Я улыбнулся. Анна за эти четыре месяца, в петербургских лекциях и в тверском доме врача, взяла себе манеру наблюдать за людьми подробно и записывать наблюдения с лёгкой иронической дистанцией. В сентябре я её отпускал другой девочкой. В декабре она уже возвращалась женщиной раннего типа — не взрослой, но переходящей.
Дальше — четыре петербургские страницы. Она вернулась двадцать восьмого декабря, на третьи сутки после отъезда из Твери. В пансионе тишина (большинство курсисток ещё на каникулах). Вера тоже вернулась, они провели вечер вдвоём, сидели в своей комнате, пили чай, обсуждали Тверь и московские дела (Вера получила от кого-то телеграмму, и Анна предполагает, что Вере «тоже пишут», но Вера эту тему не раскрывает).

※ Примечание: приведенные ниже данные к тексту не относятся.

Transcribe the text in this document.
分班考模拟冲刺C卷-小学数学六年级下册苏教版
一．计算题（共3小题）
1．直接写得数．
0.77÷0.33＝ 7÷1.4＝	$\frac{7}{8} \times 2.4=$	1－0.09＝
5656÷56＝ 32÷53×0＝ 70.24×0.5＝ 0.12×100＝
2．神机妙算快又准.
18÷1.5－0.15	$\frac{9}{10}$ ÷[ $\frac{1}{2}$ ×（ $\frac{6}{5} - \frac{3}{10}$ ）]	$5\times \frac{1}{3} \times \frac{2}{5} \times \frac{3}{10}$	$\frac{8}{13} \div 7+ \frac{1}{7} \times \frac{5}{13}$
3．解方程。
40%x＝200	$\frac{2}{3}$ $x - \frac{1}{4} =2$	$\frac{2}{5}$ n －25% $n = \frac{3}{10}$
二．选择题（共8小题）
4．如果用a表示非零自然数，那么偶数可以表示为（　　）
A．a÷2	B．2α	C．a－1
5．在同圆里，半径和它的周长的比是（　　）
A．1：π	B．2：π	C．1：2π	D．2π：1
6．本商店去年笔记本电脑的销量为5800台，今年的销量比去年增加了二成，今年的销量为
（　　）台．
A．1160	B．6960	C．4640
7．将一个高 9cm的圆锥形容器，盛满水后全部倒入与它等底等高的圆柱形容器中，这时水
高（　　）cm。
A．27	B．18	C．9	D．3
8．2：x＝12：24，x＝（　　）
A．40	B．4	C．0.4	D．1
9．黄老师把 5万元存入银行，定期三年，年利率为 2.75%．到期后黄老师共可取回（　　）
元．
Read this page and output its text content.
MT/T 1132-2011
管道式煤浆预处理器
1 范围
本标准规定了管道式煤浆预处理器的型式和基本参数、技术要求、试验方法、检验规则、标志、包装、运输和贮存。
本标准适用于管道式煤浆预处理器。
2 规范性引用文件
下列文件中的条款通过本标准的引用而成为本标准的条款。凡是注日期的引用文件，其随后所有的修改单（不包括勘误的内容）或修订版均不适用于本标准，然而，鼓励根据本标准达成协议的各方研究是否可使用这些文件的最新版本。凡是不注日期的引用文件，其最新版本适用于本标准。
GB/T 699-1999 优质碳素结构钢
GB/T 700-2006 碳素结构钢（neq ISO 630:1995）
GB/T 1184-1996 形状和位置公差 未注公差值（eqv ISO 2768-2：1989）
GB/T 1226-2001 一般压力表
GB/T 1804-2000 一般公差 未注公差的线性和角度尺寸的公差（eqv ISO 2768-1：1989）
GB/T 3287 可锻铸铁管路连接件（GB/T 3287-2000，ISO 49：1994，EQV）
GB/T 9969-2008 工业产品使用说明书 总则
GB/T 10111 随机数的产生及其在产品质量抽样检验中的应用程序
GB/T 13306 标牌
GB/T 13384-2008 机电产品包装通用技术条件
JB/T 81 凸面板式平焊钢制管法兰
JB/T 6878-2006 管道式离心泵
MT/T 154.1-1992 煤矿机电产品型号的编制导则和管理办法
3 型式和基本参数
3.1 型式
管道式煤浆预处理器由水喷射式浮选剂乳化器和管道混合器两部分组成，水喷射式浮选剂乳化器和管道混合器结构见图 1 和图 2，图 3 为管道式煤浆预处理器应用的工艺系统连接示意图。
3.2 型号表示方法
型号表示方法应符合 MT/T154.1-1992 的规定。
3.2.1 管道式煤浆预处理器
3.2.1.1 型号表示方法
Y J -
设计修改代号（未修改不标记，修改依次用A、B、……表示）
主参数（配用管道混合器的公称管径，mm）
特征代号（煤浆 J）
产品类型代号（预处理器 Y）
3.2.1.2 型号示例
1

Ниже — три абзаца о Менделееве.
'Папа. На тридцатом декабря в Петербургском университете был приёмный день у Дмитрия Ивановича Менделеева (он заведует кафедрой химии). Бестужевским нас в его кабинет не пускали — курсисткам на Бестужевских учат химию, но отдельно от университета, у своего педагога, — но я всё равно пошла в здание университета, чтоб хотя бы посмотреть коридор, в котором он ходит. Стояла там полчаса. Он прошёл один раз — короткая пауза у двери, посмотрел на меня через стекло двери, не узнал, прошёл дальше. Но я его видела три секунды.
Папа, это был странно важный момент. Не потому, что Менделеев великий (об этом я и так читала). А потому, что в ту минуту, когда он проходил, я поняла: в России сейчас, в восемьдесят первом году, живут и работают люди, которых будут помнить через сто и через двести лет. Они ходят по этим коридорам. Они завтракают. Они пишут письма. И они — такие же, как мы, только немного упрямее.
Я говорю сейчас о Менделееве, но думаю шире. Ты в Бережанске делаешь такие вещи, которые по-своему тоже останутся. Может быть, не на двести лет, но на сорок — точно. На столько, на сколько человек помнит школу, свет на улице и переправу, которая не смыло. Это тоже — то, о чём я хочу думать.
Я, кажется, начинаю понимать, чем буду заниматься после Бестужевских'.
Я отложил эту страницу. Пошёл к окну.
На Соборной лежал вчерашний снег, утоптанный с утра. Фонари не горели — до четырёх пополудни их не зажигали. Ерофей во дворе чистил лошадиную упряжь (после казанской поездки упряжь требовала ухода). Прохор разговаривал с ним через дверь сарая. Глафира вошла в столовую, унесла пустую тарелку.
— Павел Андреевич-с, ещё чаю?
— Спасибо, Глафира Степановна. Принесите.
Она принесла. Ушла.
Я вернулся к письму. Ещё одна страница — пятая петербургская.
'И одно последнее, папа. Скажу прямо, потому что если не скажу прямо, то струшу и не скажу никак.
Каким ты стал после болезни — я рада. Я тебя таким не помню до марта. И я не знаю, что именно с тобой произошло в ту лихорадку; но что бы это ни было, я благодарна. Ты — лучше. Лучше для меня, лучше для Николая, лучше для Бережанска, лучше для себя. Я не знаю, можно ли такое говорить отцу, но я шестнадцатый год в этом доме и имею право на суждение.
Не буду просить объяснений. Я тебя очень люблю, папа. Просто знай: я замечаю. И мне с новым папой лучше, чем со старым'.
И подпись — «твоя Анна, январь восемьсот восемьдесят второго».